Even once the patent is secure from challenge, factors entirely outside the control of the patent owner will erode its value to him. The invention encapsulated within its claims may not work; it may work but not very well; it may work well but not offer any advantage over complementary or rival technologies with which it competes for consumers' money; it may be dependent on other technologies that become obsolete or on raw materials that are scarce or unavailable. One statistic that bestrides the crowded population of patent data like a colossus is the attrition rate for granted patents: while it varies between jurisdictions and industries, it appears to be most patents are not renewed into the second half of their potential lifespan.
Are patents then of no value? This cannot be said either. It is plain that there are individual patents which, by themselves or in combination with other patents or intellectual assets, generate massive profit. That their commercial success cannot be predicted in advance or repeated under laboratory conditions is not an indictment of the patent system.
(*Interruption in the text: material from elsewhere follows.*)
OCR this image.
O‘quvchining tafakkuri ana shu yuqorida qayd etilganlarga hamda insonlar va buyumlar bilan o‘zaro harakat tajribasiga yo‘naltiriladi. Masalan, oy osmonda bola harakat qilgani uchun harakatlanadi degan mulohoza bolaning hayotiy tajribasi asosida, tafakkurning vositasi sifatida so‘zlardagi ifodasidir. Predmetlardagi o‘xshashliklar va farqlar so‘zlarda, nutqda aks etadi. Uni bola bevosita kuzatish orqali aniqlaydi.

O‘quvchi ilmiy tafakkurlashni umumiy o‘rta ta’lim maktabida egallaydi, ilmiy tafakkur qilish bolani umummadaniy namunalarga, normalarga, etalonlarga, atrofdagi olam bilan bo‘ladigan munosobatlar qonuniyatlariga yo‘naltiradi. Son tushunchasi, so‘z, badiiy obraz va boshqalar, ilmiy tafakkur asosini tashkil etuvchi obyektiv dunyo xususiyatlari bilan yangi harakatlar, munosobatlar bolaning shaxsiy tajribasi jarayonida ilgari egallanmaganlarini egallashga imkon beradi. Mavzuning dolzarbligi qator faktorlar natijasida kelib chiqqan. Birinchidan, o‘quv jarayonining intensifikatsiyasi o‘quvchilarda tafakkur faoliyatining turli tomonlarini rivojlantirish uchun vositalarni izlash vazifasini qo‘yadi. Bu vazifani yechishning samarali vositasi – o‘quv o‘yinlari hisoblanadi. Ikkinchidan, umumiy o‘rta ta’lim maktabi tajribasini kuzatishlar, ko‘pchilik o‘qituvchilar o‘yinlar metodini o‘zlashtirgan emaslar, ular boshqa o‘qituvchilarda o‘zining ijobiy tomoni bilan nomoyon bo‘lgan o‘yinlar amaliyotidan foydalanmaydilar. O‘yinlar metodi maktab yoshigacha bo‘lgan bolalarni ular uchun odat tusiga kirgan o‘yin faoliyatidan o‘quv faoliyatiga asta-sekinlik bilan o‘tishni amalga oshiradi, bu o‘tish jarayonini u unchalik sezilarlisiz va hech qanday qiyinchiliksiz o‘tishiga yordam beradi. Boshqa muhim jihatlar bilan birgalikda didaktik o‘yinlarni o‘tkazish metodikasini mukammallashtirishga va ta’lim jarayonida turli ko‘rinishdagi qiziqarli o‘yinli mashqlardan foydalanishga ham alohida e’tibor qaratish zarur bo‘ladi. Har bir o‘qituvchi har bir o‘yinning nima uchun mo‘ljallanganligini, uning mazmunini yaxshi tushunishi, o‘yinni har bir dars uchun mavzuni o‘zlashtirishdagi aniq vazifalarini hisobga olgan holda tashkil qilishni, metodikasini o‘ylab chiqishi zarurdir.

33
As anyone who reads the trade mark registers will know, the vast majority of registered trade marks are of little or no value; the same can be said for copyright-protected material too.
But patents must not be dismissed. Their strategic value in developing markets, in shaping cartels and international standards, their potential for securitisation, the incentive value of those that do succeed (just as with lottery tickets) and even the feelings of comfort, confidence and security which they often falsely implant in those who trust them, are all advantages that are easier to experience than they are for an economist to quantify.